Despite their woes, the visitors almost stole the victory because of their defensive effort. Trailing, 91-82, with 4:46 left in the game, the Lakers went on a 11-4 spree to cut the margin to 95-93 with 1:04 to play.
It was 21 seconds later that the Bullets, foundering badly, got a break. Jeff Malone, attempting to pass the ball inside the lane, lost control, instead throwing it off the legs of the Lakers' Michael Cooper.
Washington's Greg Ballard then fumbled the ball and the Lakers' James Worthy poked at it. Robinson took a shot at possession but also fumbled. The wayward basketball traveled between the legs of Abdul-Jabbar out toward the left base line, where Frank Johnson picked it up and sent a 10-foot jump shot through the hoop, just four seconds before the 24-second clock expired.
"That was basically the game. It was a play we work on all the time and it was perfectly designed and executed," said Bullets Coach Gene Shue. "No, really, it looked like that Oakland Raiders-San Diego Chargers football game a few years ago where the ball was fumbled forward about 20 yards into the end zone."
Johnson, who finished the game with 17 points, credited himself with "just being in the right place at the right time," but Riley saw more in the play than that.
"It was a strange, strange play," he said. "Three or four of our guys probably should have had it. If you get down on the wood, you force at least a jump ball. We were reaching instead of hitting the floor."
As befitting the intensely played game, there was still another almost heart-stopping moment to endure. With 17 seconds left, two free throws by Johnson put Washington ahead, 99-95, but Cooper made a three-point shot with 12 seconds to play.
Ballard and Jeff Malone contested the shot and Cooper fell to the floor in a heap, but no whistle sounded. Some Lakers questioned the lack of a foul but according to the shooter, "It was close. I came down on the side of his (Ballard's) foot. It really doesn't matter. We were up by 14 points, playing our tempo and we lost control."
Actually, the Lakers never led by more than 10 points, the last time at 46-36 midway through the second quarter, but there was a point when it seemed like the visitors, now 14-9, would be able to select their margin of victory.
That was early in the third period.
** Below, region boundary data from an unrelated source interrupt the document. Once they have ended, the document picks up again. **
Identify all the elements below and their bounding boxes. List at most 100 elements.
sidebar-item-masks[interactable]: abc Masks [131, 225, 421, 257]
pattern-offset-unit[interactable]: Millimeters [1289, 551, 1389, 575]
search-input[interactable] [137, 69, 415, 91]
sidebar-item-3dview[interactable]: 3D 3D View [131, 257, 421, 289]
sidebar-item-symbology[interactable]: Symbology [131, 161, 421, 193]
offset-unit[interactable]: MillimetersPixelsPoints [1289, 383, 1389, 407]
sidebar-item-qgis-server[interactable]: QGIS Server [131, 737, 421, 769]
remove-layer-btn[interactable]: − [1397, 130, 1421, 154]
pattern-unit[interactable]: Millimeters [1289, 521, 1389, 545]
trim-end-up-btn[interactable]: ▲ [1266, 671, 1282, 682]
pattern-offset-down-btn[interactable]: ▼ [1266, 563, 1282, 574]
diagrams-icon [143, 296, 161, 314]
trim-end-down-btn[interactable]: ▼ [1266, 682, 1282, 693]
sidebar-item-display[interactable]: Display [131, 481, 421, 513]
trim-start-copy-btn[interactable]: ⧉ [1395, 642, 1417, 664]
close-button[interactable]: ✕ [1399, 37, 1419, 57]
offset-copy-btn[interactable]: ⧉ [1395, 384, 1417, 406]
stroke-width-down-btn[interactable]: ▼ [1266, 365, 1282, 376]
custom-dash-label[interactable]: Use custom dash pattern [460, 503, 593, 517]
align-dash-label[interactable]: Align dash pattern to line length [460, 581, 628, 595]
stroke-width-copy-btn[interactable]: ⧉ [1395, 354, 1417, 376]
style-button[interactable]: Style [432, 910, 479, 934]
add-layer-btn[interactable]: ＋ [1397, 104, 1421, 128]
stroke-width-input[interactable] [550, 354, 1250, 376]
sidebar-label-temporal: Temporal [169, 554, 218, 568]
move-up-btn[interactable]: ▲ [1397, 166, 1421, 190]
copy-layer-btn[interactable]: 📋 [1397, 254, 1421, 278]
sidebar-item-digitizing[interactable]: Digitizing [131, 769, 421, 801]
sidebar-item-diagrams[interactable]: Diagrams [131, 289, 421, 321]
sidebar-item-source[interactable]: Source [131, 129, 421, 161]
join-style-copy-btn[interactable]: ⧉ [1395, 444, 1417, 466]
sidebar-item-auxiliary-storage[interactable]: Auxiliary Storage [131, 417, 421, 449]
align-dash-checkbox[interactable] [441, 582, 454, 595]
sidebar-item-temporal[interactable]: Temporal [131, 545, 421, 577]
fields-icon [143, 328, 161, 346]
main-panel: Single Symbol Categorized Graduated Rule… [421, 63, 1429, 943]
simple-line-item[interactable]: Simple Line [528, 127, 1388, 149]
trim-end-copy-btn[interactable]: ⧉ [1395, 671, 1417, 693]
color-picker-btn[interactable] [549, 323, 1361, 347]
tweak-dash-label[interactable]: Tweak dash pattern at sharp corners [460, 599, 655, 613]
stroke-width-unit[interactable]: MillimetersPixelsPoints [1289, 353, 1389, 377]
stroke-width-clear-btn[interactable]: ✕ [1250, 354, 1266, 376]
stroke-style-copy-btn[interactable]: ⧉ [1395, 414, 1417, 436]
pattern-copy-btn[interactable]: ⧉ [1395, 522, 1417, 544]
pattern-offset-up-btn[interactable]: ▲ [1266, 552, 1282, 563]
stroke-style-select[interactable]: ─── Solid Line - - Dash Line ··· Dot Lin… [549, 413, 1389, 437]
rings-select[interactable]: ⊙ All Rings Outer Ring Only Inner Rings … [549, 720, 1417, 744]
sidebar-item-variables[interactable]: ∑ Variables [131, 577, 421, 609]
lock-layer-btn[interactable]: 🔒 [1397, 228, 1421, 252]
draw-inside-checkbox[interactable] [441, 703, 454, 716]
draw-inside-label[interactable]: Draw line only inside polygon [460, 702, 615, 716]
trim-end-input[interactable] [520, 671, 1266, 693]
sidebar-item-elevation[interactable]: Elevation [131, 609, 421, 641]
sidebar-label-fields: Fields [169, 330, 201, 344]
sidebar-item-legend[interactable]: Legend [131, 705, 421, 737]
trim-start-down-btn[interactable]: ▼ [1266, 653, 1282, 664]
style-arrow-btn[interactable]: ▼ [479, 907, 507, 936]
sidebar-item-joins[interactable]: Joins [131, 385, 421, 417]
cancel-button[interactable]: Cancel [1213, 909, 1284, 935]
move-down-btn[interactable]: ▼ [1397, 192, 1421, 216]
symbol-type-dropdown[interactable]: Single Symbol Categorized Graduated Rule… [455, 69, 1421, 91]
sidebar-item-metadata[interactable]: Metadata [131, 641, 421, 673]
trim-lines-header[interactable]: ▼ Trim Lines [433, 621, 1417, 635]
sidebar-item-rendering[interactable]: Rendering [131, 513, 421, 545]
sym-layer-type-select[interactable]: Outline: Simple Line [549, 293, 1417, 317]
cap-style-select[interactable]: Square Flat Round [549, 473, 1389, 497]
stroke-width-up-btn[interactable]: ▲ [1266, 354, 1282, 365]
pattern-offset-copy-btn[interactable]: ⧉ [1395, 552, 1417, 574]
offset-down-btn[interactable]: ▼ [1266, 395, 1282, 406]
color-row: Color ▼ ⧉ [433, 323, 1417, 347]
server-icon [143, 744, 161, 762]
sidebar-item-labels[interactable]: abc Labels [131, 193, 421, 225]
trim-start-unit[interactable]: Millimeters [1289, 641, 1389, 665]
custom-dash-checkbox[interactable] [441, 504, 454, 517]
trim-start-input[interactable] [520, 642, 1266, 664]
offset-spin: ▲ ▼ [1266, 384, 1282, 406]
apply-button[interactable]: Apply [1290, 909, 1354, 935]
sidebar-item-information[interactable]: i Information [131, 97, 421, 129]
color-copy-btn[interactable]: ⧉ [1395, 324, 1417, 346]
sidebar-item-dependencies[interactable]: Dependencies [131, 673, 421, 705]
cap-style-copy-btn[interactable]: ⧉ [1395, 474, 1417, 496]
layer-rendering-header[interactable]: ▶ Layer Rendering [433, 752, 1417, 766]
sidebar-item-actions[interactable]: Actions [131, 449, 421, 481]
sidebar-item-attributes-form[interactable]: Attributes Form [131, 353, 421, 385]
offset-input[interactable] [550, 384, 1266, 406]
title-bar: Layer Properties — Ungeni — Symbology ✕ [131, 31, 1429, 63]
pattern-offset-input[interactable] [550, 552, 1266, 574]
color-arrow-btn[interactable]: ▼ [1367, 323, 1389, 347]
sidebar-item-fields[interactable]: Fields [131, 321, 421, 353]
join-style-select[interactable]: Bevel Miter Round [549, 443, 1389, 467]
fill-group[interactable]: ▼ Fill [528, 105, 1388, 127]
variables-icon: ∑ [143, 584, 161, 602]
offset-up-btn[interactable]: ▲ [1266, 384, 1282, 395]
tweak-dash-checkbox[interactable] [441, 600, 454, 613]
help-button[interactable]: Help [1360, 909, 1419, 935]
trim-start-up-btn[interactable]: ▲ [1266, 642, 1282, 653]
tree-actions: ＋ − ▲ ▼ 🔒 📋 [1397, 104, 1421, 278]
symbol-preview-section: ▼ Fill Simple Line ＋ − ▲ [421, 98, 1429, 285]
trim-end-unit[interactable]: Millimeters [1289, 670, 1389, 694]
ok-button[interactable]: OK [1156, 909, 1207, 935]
Tied at 55 at halftime, the Lakers, long among the best in the NBA on the fast break, went on a 13-6 run to move in front, 68-61. With the crowd oohing and aahing at the sight of Magic Johnson (23 points, 12 assists) dishing off for layups by Cooper and Abdul-Jabbar and scoring one himself, the stage was set for a Hollywood-style, slam-bam finish of the Bullets.
But the finale never came, mainly because the adjustments Washington made at halftime began paying off. "Early in the game, we were double-teaming Kareem but we were also making a lot of mistakes on defense," said Shue. "We thought we could do a better job on things, like their base line cuts, for example.
"And in the second half, our rotation was great. We were getting deflections and picking up loose balls. It was great to watch."
Then there was the pleasing sight of Robinson scoring basket after basket in the clutch. After getting 13 points in the second quarter to keep the Bullets close, he was also effective at game's end. Between the 6:51 and 2:32 marks of the final period, Robinson scored 10 of the Bullets' 12 points, many in clutch situations.
Robinson said part of the reason for his strong performance was that it was the first time in his six-year career that he's played before a sellout crowd as a member of the home team. "It's definitely a new sensation for me," he said. "Playing the Lakers helped, but it's great when the people in the stands are rooting for you."
According to Ruland, there's just cause for the fan's adulation. "Los Angeles is one of the top teams in the NBA -- definitely the best in the West -- but now, with the talent we have, we can compete with anyone."